Des indices bien trop légers, selon la justice

Le collectionneur n'avait rien d'un dangereux terroriste. D'ailleurs les juges, lors d'une précédente audience n'avaient pas été convaincus par les arguments de la préfecture. Ils avaient exigé des explications plus détaillées. Mais une fois encore, les termes sont restés génériques et flous. Dans son courrier, la préfecture évoque une information provenant d'un de ses services "comme quoi le prévenu alimenterait en armes la Syrie." D'où la perquisition. "Quel service de la préfecture ? Quelles informations ? Quels indices ? Quelle présomption de culpabilité ?" L'avocat n'a cessé de s'interroger, "le dossier ne s'appuyait sur rien."

Il s'agissait d'une opération purement médiatique dans le contexte post-attentats. J'en suis persuadé. C'était pour montrer que l'état ne restait pas sans réponse aux attentats - Maître Yves Chevasson

Cette nuit là, une trentaine de policiers avaient participé à l'intervention. Ils avaient saisi une dizaine d'armes, dont 3 kalachnikovs, un lance lance-roquettes, des munitions, des masques à gaz, des fusils qui datent de la seconde guerre mondiale. Le détenteur d'armes est un homme d'origine turc et musulman. Il avait même été contrôlé quelques semaines plus tôt par la police qui n'avait alors rien trouvé à redire sur ce stock d'armes. "Cette perquisition en pleine nuit est d'autant plus incompréhensible," ajoute l'avocat.
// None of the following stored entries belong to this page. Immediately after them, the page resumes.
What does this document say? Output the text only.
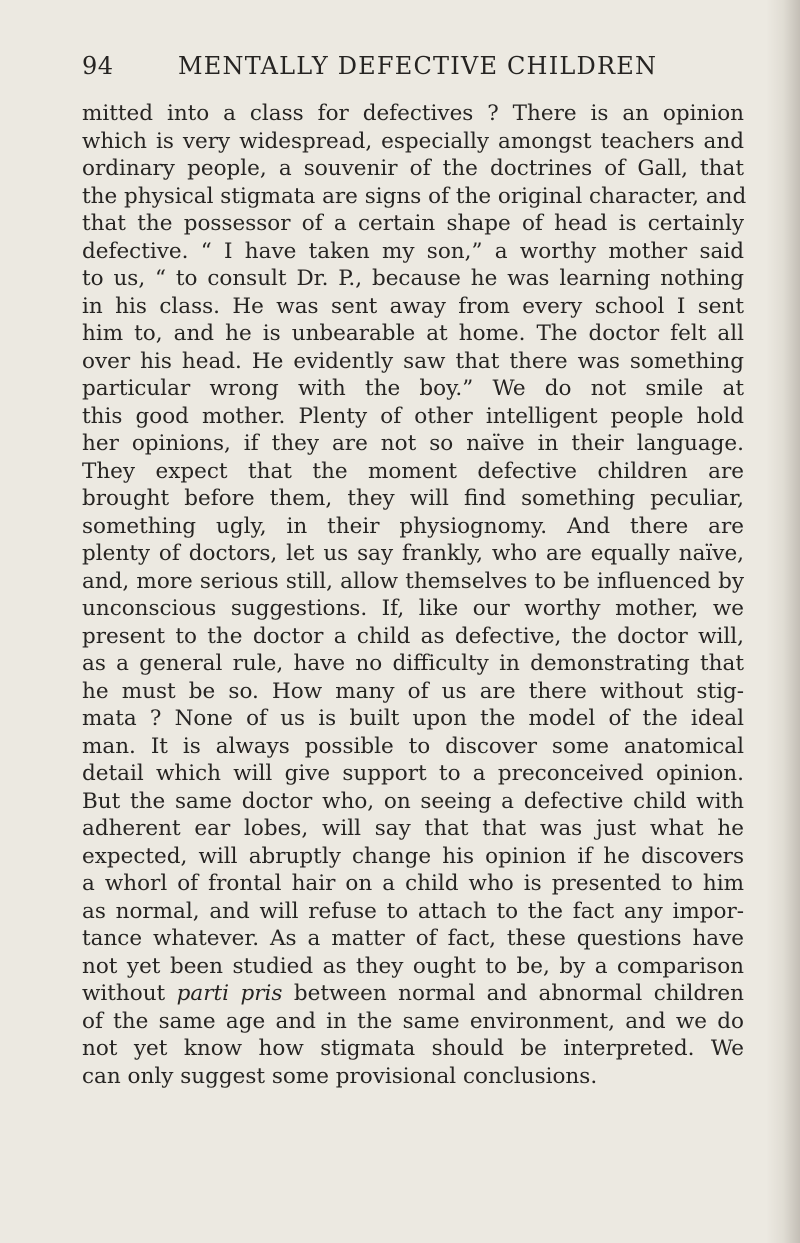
94	MENTALLY DEFECTIVE CHILDREN
mitted into a class for defectives ? There is an opinion
which is very widespread, especially amongst teachers and
ordinary people, a souvenir of the doctrines of Gall, that
the physical stigmata are signs of the original character, and
that the possessor of a certain shape of head is certainly
defective. “ I have taken my son,” a worthy mother said
to us, “ to consult Dr. P., because he was learning nothing
in his class. He was sent away from every school I sent
him to, and he is unbearable at home. The doctor felt all
over his head. He evidently saw that there was something
particular wrong with the boy.” We do not smile at
this good mother. Plenty of other intelligent people hold
her opinions, if they are not so naïve in their language.
They expect that the moment defective children are
brought before them, they will find something peculiar,
something ugly, in their physiognomy. And there are
plenty of doctors, let us say frankly, who are equally naïve,
and, more serious still, allow themselves to be influenced by
unconscious suggestions. If, like our worthy mother, we
present to the doctor a child as defective, the doctor will,
as a general rule, have no difficulty in demonstrating that
he must be so. How many of us are there without stig-
mata ? None of us is built upon the model of the ideal
man. It is always possible to discover some anatomical
detail which will give support to a preconceived opinion.
But the same doctor who, on seeing a defective child with
adherent ear lobes, will say that that was just what he
expected, will abruptly change his opinion if he discovers
a whorl of frontal hair on a child who is presented to him
as normal, and will refuse to attach to the fact any impor-
tance whatever. As a matter of fact, these questions have
not yet been studied as they ought to be, by a comparison
without parti pris between normal and abnormal children
of the same age and in the same environment, and we do
not yet know how stigmata should be interpreted. We
can only suggest some provisional conclusions.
Un profil de collectionneurs d'armes 

L'homme, qui se présente comme un collectionneur, a toujours prétendu que ces armes sont "démilitarisées", c'est-à-dire qu'elles ne peuvent pas fonctionner, qu'ils les a achetées sur Internet en Allemagne, et qu'il les avaient entreposées à la cave pour que ses enfants ne les voient pas. Le collectionneur se présente comme un passionné d'histoire militaire. Mais aujourd'hui, il est "usé par toute cette histoire," explique Maître Yves Chevasson. 

C'est un vrai traumatisme pour lui avec de grands titres dans la presse, il a été stigmatisé - son avocat 

L'homme reste affecté, même s'il dit avoir tourné la page. Il va revendre les armes ou les donner à un armurier. L'intervention s'était déroulé en pleine nuit, l'avocat rappelle que "la porte a été défoncé à coup de bélier, sa femme a eu le bras cassé et les enfants étaient présents lors de l'intervention de la brigade spécialisée." L'avocat va maintenant se tourner vers le tribunal administratif car le préjudice moral est important et "il convient de demander des dommages et intérêts," explique-t-il.